Preparazione all’intervento, visite. T. porta a G. un rosario particolarmente pregiato, poi si gira e mi chiede se sono credente. Rispondo onestamente. “E io te lo regalo lo stesso!”, sicchè mi ritrovo anche io col mio crocifisso, non più escluso, alieno tra normali, ma malato tra i malati. Infatti lo accetto e la ringrazio.

Mercoledì.

Interventi: prima G., poi io. Ma quant’è buono il Valium: avevo ragione sul mio tabù per pasticche e psicofarmaci. Anestesista simpatica ma animalesca nella ricerca di una vena purchessia. Risveglio su barella condotta da amici, assistente con pollice alzato, mi sento fin troppo bene. Dopo un pò mi ricordo le prospettive improbabili ma funeste che ho cercato di rimuovere e reprimere negli ultimi giorni, e sorrido muovendo le gambe; più tardi anche un’erezione spontanea giunge a celebrare il buon esito dell’intervento.

Giovedì.

Non mi sento tanto bene: comincio ad apprezzare il collare, i dolori, e soprattutto la soglia del dolore di G.: troppo bassa per i miei gusti. Mi bombardo di musica separandomi da un mondo reale che non m’appassiona più come prima. 

G. è stravolto: non che prima fosse un leone nell’affrontare la malattia, ma adesso sembra un bambinone abbandonato. Abbandonato ma sincero – sua moglie confida a mia madre che quando si sono sposati lui l’ha avvisata: ti sei presa un figlio. Quando rimaniamo soli, capisco che a me tocca la parte del fratello maggiore. Avevo fatto appena in tempo ad intossicarmi di tv, ed ora più niente perché gli fanno male gli occhi; non posso accendere la luce, dunque leggere per addormentarmi, e infatti non mi addormento. Arriva un nuovo paziente: lettiga che sferraglia nella notte, urla disumane provenienti da non so quale patologia, insostenibili fobie di G. Io che giudicavo scarsa la sua soglia del dolore, non avevo fatto i conti con la mia. Come al solito, oltre una certa quantità di insonnia divento un animale, bestemmio, sbrocco. 

Venerdì

Rientro in me, alleviato dalla prospettiva di uscire il giorno dopo. Mi sento buono, così buono che quando arriva l’amico P. mi butto a chiacchierare di calcio, anche per evitare che si tocchi l’argomento elezioni. 

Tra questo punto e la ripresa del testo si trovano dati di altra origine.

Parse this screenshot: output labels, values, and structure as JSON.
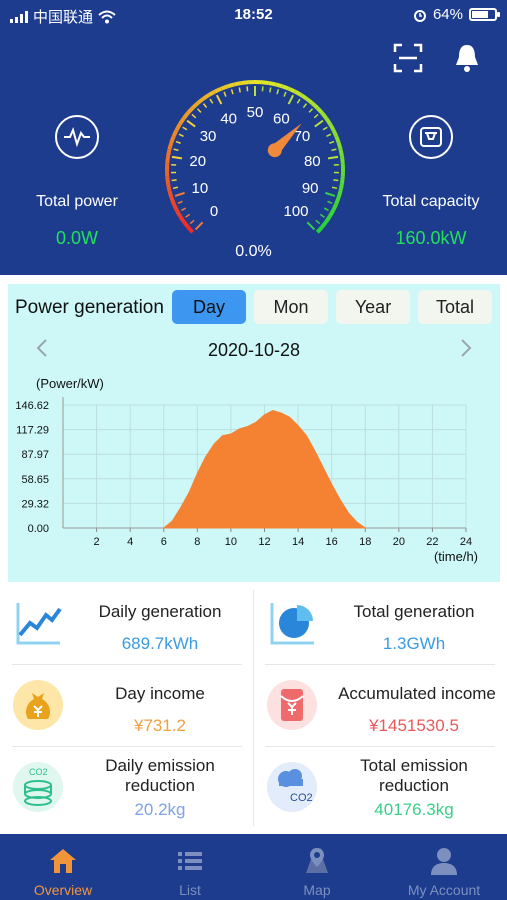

Rientro e trovo G. leggermente più in forma. Gli dispiace che io vada via: ci siamo affezionati, ha paura di trovarsi con un coinquilino meno socievole. Quando arriva l’infermiera per somministrarci l’antibiotico, il TG1 riporta notizia di un Berlusconi furente, che annuncia la sua manifestazione per la legalità. Mi esce spontaneo un commento: “Beh, proprio la legalità no.” G. concorda, ma l’infermiera interviene: non che lo difenda apertamente, ma rievoca la performance da Santoro, la sedia di Travaglio spolverata col fazzoletto, ride con Silvio e deride Santoro, mi chiede se ho apprezzato. “Assolutamente sì, certo si erano messi d’accordo, ma come al solito lui…” “E’ stato più furbo! Non c’è niente da fare, è il più bravo, non lo batte nessuno.” Rimango silente: dice più o meno le stesse cose che dico io quando lascio le briglie sciolte al mio lato estetizzante, ma ho la sensazione che lei, a differenza di me, lo abbia votato e gli sia riconoscente proprio perché la fa ridere, la intrattiene. E’ anche questo voto di scambio? O sono io a venir meno ai miei doveri, ridendo grazie a lui e non votandolo mai?

Ma non c’è tempo per ragionamenti involuti e impregnati del solito pessimismo antropologico. C’è il Clan dei Camorristi su Canale 5, e G. stasera ha voglia di tirare tardi, come suo figlio e come me. Quando i bambini salutano il figlio del bravo lavoratore assassinato dai camorristi per non avere abbassato lo sguardo di fronte al guappo, e lo riempiono dei loro giocattoli, mi commuovo come ogni bravo telespettatore.